Wednesday, September 24, 2008

"What is a friend? A single soul dwelling in two bodies."

Quote from Aristotle, a Greek philosopher who was a student of Plato and a writer on many subjects, perhaps the most famous being his works on the formal study of logic and the physical sciences.


[I wrote this yesterday but in between meetings and programs in the evening it didn't get posted.]


Today was a day of blogging – both reading and writing. I’ve been amusing myself in between appointments and meetings by reading a blog written by one of my staff members this summer while he traveled abroad. Then I decided to wander over to studentaffairs.com to see if anything new was up, and I discovered the graduate student blog and read that. Man, did that take me back. The ‘Takin’ Care of Business’ blogger sounds exactly like me when I first started my program two years ago. I can remember feeling incredibly lost in classes, watching all these second years (and more assertive first years) interacting and commenting on issues that I hadn’t even thought of. I had been interested in student affairs for a good year (at least) before I started the program, but coming from a small residence life program (and a small institution in general) left me way behind in many ways. It wasn’t until my second year of grad school that I really started to feel competent. Things started making sense, I started having more things to say, and suddenly I was feeling like a real professional. But back in the first year, in those beginning days, I was miserable.

I picked up and moved for school and the only person I knew in the area was the guy I was dating at the time. He didn’t support me in my pursuit of a masters degree and had little patience listening to me whine about all the work and the awful time I was having. A month after classes began we went our separate ways. I would leave class feeling defeated and spend parts of the drive home crying about what I should do about my life. As I started to make friends things got better, and after the first semester (when I took the worst combination of classes that anyone in my program could possibly take) things got much easier.

Which is why when you go back and read my parts of the 2008 Job Search blog I was so devastated to move away and leave all of that behind. And that’s also why I still have a hard time coping with being away from the past two years of my life. So fear not, those grad students out there who might be feeling something similar, it will all fall into place. You just have to push your way through the bad in order to reach all the good.

Life these days has been rather interesting. I’m developing the sickness that most of those around me have already had. This makes it hard to concentrate and feel like my usual peppy and upbeat self. I’m having students miss or cancel appointments at a rapid rate – something that I have no patience for, or tolerance, and that my schedule cannot accommodate. My staff has started programming at a rapid rate, and so my building had a program last night, another one tonight, something tomorrow night, and another is already planned for next week. As they find their groove I know things will only get more active and fun around here. I knew my “pep talk” that I gave them a few weeks ago would pay off eventually.

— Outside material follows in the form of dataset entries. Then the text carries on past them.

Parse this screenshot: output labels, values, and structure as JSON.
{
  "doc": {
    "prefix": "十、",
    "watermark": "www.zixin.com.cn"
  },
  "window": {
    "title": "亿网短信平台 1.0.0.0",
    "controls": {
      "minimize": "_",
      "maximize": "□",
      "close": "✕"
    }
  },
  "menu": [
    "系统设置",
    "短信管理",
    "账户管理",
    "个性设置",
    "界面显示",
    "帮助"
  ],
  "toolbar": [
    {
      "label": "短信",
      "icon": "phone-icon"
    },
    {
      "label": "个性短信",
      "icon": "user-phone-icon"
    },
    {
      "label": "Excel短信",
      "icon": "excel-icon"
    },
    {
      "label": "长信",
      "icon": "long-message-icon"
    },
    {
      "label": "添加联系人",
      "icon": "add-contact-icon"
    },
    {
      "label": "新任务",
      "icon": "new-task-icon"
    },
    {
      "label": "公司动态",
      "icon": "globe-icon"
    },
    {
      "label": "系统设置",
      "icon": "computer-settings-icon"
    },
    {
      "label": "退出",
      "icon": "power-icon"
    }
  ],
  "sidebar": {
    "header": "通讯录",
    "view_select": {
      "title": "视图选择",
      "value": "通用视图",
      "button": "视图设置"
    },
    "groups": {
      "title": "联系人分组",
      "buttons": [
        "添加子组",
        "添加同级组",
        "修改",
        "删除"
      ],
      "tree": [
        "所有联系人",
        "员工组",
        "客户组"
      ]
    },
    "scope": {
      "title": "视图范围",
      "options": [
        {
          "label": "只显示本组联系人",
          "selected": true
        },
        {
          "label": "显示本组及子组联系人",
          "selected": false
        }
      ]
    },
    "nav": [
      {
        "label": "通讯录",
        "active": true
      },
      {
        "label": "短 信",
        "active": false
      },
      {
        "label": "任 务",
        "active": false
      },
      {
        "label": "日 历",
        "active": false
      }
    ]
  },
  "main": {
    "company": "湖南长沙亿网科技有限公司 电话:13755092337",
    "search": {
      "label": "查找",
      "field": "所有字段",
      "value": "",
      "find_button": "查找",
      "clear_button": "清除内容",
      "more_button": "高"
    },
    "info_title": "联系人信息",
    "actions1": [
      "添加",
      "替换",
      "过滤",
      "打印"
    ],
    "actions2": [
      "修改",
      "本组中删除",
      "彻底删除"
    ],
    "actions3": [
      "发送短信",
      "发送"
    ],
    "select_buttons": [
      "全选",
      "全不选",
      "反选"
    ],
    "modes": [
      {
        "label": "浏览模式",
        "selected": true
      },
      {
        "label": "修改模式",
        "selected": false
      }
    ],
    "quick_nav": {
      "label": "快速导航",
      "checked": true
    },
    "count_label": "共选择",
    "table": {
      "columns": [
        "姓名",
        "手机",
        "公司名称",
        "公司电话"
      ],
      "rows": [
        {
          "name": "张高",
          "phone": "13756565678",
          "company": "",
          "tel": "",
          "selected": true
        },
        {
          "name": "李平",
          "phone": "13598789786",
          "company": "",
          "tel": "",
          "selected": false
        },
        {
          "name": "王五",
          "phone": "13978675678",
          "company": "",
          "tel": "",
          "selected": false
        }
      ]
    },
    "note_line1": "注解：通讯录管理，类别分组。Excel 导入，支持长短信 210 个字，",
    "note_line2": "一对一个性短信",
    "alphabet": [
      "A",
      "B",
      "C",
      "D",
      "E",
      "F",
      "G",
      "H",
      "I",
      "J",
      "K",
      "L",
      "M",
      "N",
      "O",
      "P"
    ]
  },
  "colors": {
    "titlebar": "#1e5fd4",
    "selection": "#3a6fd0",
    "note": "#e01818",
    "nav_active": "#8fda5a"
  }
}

So I’ve been my usual busy self, but I’m finding more down time during the days than I anticipated. This is in part because of the appointment woes that I mentioned, but also because I’m actually (dare I say it?) ahead of the game. My desk is clean and free from all the random papers that I’ve just been pushing around. I have neat piles of important things and my files have been organized. My office has been rearranged (I got sick of it after less than two months) and I feel like it’s a lot more user-friendly for myself and the students. I am caught up on email and have even cleared out my inbox from random other things that were hanging out there. While I know that this won’t last, and as my schedule heats up even more I will probably lose this calm and confident feeling, for now I will enjoy the fact that I am a cool and collected professional, ready to conquer the world!